HDP ile görüşme ve destek isteme talebi, AK Partinin iktidarda kalma uğruna yapamayacağı hiçbir şeyin olmadığını göstermektedir. Perde gerisinde İmralı ile anlaşmaya varıldığı kokusu da alınmaktadır. Burada Selahattin Demirtaş’ın satışa gelme ihtimali yüksek görünmektedir. Anayasa teklifine HDP’nin talepleri de konulursa teklifin Referanduma götürülmesi ihtimali bulunmaktadır. Zaten AK Parti seçimleri Referandumla birlikte yapmak istemektedir. Bunu görmemek için kör, anlamamak için beyin özürlü olmak gerekir. Bunlar senaryomu, yoksa olması muhtemel alternatifler mi bunu zaman gösterecektir.
Hiçbir siyasi partinin önce Milletim ve Vatanım derdinin olmadığı anlaşılmaktadır. Her parti kendi başının derdine düşmüş görünmektedir. Başlatılan bu tartışmada AK Parti ve Altılı Masa HDP üzerinden ipi germeye çalışırlarsa buradan HDP karlı çıkacaktır. Siyasetin sahte yüzü ekranlar önünde yapılmaktadır. Geçek yüzü, ise perde gerisindeki pazarlıklarla yürütülmektedir. Bütün esnek gevşek, kararsız, tutarsız davranışlar seçim sonrası işbirliği imkanlarına yöneliktir. Ödün dağıtma imkanları AK Partinin elindedir. Daha henüz neleri vereceğini açıklamamıştır. Zaten bıçak sırtı giden oy oranlarını lehine çevirmek için iktidarın elinde çok çeşitli enstrümanlar bulunmaktadır.

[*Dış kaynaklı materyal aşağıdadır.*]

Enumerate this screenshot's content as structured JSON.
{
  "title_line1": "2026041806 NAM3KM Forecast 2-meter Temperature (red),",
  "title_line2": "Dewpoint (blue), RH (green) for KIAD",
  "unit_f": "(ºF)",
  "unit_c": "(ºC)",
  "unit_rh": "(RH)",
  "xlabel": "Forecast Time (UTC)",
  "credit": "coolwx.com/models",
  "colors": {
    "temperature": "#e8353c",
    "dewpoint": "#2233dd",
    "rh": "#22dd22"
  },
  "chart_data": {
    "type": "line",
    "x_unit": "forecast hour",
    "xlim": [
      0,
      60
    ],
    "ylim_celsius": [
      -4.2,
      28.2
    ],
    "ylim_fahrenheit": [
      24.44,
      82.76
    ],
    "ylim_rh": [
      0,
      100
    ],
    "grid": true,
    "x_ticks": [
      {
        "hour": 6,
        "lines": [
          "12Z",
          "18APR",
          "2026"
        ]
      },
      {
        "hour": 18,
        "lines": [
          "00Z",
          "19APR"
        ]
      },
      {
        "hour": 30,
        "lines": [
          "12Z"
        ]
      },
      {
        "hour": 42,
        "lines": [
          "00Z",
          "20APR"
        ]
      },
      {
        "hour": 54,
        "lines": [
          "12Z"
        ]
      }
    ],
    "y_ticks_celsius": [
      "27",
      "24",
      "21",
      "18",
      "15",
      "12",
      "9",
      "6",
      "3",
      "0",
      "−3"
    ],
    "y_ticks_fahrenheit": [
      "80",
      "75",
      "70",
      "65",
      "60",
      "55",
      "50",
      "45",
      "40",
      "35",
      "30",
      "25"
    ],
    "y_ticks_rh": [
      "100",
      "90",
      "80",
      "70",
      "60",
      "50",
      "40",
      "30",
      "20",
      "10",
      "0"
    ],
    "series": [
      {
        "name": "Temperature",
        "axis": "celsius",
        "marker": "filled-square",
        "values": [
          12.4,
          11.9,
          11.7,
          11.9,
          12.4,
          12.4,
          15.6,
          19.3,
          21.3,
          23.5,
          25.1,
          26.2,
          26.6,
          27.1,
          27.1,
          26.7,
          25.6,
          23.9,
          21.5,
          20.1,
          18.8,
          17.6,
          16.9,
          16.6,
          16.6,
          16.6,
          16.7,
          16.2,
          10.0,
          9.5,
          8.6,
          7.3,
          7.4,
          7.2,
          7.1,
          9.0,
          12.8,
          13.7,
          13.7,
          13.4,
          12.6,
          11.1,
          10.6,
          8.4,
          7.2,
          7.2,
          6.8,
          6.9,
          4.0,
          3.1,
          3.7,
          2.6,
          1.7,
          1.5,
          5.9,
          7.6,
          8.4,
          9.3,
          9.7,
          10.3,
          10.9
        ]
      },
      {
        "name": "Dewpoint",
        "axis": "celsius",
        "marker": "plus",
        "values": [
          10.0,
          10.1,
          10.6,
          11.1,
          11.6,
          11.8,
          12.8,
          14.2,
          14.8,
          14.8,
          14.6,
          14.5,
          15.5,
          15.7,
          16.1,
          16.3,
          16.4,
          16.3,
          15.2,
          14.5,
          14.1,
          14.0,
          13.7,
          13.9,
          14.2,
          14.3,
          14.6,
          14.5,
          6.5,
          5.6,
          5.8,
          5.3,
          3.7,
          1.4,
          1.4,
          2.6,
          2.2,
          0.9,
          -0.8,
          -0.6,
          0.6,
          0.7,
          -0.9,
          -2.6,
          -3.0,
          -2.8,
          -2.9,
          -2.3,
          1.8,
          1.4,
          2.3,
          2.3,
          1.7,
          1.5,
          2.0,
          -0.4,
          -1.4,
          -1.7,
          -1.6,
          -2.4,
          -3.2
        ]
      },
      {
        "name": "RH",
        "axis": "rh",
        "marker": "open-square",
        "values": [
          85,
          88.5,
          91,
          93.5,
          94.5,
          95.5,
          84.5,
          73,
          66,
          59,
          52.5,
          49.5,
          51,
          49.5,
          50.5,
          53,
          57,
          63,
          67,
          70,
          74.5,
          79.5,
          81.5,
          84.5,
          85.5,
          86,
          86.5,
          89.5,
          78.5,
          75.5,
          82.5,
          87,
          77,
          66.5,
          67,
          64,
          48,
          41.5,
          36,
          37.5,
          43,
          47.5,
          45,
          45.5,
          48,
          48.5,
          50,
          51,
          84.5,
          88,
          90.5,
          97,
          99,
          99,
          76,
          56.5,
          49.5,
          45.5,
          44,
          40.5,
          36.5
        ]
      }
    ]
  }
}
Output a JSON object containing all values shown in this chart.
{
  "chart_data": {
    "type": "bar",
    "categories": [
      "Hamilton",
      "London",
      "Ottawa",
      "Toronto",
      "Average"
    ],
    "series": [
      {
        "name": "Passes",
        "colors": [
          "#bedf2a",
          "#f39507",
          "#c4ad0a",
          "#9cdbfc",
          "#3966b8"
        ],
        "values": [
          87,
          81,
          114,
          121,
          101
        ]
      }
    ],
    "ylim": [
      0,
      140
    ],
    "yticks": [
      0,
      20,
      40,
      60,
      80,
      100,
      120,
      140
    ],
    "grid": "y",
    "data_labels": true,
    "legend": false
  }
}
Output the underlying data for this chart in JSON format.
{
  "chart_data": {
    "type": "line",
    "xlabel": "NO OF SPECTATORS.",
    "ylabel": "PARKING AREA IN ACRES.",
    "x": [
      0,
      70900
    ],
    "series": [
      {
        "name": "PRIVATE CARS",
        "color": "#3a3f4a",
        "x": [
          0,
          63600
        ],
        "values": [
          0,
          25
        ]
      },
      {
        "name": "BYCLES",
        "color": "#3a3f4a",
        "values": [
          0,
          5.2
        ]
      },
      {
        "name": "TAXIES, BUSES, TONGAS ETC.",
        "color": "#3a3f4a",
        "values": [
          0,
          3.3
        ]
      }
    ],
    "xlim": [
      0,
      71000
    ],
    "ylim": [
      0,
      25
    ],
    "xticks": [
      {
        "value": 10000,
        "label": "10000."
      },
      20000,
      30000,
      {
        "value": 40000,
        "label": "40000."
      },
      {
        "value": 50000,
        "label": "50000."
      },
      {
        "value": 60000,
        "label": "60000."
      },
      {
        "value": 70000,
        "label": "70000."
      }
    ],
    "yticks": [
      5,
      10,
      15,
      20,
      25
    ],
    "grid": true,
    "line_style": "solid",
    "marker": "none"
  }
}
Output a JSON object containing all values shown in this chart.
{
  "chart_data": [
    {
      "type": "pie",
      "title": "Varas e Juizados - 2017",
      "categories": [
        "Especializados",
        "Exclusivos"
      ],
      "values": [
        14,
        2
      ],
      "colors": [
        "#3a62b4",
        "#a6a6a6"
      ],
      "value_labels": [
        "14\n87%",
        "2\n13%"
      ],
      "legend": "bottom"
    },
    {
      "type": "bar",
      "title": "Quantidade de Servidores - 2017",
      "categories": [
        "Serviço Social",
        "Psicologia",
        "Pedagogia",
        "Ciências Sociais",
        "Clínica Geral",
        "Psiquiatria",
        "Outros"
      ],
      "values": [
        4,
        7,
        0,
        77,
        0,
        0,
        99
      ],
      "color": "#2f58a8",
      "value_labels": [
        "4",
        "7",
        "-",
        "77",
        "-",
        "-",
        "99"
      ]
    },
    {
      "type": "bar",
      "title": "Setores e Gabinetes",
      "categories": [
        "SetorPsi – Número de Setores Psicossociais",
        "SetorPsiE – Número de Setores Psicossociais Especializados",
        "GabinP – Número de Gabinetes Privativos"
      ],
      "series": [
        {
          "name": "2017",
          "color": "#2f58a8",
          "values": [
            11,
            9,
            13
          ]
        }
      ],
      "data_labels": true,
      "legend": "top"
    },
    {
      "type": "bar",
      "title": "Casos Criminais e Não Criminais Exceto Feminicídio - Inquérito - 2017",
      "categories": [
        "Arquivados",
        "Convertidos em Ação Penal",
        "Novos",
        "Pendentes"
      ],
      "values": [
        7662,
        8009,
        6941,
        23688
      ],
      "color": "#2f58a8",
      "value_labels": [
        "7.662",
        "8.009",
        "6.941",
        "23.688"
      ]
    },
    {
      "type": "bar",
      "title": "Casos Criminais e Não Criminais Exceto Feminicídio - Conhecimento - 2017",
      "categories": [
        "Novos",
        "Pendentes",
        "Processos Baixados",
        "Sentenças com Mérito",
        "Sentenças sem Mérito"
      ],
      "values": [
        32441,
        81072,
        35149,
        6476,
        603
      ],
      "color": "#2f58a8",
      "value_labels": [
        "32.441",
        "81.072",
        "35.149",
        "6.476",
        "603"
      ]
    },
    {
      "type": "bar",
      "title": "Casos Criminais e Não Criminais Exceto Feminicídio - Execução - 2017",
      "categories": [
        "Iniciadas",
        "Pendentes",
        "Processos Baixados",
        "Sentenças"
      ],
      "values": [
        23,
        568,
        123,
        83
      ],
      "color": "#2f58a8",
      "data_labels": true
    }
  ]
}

Halk muhalefette iktidarı devralacak istek ve cesareti göremediği için bir heyecan duymamaktadır. Seçime az bir süre kalmasına rağmen ne heyecan yaratacak bir aday, ne de sorunları çözecek iddialı bir program ortaya konulamamıştır. Seçmenin adaya ve söylemlere alışması zaman almaktadır. Ortaya çıkacak adayın en az Sayın Erdoğan kadar iddialı ve cevval olması zorunludur. Pasif ve güçlü halk desteğine sahip olmayan aday ile seçim kazanılması mümkün değildir. Ayrıca sorunları ekonomik olarak görmek ve bunun üzerinden sonuca gitmeye çalışmak çok yanıltıcı olacaktır. Türkiye de seçmen çoğunluğu seçimlere ideolojik olarak bakmaktadır. Bu nedenle oy yüzdeleri arasında kitlesel bir değişiklik görülmemektedir. Muhalefetin halen bunu anlamamış olması büyük talihsizliktir.